Titelverteidiger Paris St. Germain steht durch ein 2:2 (0:1) im französischen Duell gegen die AS Monaco in der Runde der letzten 16. Galatasaray Istanbul reichte ein 2:3 (0:3, 0:1) nach Verlängerung bei Juventus Turin, um erstmals seit 2014 ins Achtelfinale einzuziehen.

Monaco versteckte sich nach dem 2:3 im Hinspiel gegen PSG nicht.

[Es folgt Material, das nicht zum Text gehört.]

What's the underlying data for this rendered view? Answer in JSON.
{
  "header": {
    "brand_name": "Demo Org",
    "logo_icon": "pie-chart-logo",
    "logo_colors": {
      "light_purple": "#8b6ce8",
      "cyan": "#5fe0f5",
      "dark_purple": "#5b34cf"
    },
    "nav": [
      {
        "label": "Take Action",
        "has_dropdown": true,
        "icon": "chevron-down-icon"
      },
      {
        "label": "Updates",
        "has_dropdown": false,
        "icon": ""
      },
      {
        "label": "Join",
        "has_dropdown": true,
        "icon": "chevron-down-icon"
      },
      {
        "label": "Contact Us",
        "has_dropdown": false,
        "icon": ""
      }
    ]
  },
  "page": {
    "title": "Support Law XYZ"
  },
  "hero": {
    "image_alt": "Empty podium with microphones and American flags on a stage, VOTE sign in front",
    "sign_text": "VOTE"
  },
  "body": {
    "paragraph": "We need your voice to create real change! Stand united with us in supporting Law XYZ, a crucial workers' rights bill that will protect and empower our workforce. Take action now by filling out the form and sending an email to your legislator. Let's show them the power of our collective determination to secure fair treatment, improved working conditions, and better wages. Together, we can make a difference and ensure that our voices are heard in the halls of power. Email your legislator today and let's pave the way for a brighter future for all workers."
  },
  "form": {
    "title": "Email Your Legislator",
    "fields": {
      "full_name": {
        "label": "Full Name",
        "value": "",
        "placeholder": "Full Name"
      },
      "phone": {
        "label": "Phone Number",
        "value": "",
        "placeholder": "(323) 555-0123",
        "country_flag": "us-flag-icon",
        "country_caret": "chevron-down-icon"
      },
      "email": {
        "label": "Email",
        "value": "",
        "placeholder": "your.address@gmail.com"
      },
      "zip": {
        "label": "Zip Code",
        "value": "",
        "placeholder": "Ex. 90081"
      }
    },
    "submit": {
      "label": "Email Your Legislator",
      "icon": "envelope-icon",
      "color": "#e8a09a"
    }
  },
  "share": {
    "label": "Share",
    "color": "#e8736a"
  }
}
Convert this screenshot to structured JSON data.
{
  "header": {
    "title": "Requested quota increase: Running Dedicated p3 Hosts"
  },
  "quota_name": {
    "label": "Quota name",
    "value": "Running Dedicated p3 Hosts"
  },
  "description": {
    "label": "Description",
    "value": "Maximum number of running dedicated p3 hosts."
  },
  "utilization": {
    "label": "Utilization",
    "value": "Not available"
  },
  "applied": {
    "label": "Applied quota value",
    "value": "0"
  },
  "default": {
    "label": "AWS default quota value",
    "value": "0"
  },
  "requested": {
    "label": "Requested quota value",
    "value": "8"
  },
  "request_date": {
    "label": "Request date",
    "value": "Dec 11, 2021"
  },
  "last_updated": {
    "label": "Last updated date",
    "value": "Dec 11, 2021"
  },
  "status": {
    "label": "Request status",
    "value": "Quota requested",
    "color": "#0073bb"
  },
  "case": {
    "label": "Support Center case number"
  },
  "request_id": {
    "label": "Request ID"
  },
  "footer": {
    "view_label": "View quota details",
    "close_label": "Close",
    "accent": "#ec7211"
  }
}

Eine gelb-rote Karte für AS-Mittelfeldspieler Mamadou Coulibaly wirkte sich dann entscheidend aus (58.), direkt darauf folgte der Pariser Doppelschlag durch Marquinhos (60.) und Chwitscha Kwarazchelia (66.) zum 2:1. Monaco konnte nicht mehr entscheidend kontern.

Galatasaray, mit den eingewechselten Leroy Sané und Ilkay Gündogan, verspielte seinen 5:2-Vorsprung trotz langer Überzahl. Juve ging durch Manuel Locatelli (37./Foulelfmeter) in Führung. Nach einem umstrittenen Platzverweis gegen Lloyd Kelly (47.) erhöhten Federico Gatti (70.) und der Ex-Schalker Weston McKennie (82.). In der Verlängerung antwortete Gala durch Victor Osimhen (105.+1) und Baris Yilmaz (119.).

Am Freitag (12 Uhr) werden in Nyon die Achtelfinal-Gegner ausgelost.  PSG trifft auf Hansi Flicks FC Barcelona oder den FC Chelsea, Gala auf den FC Liverpool oder Tottenham Hotspur.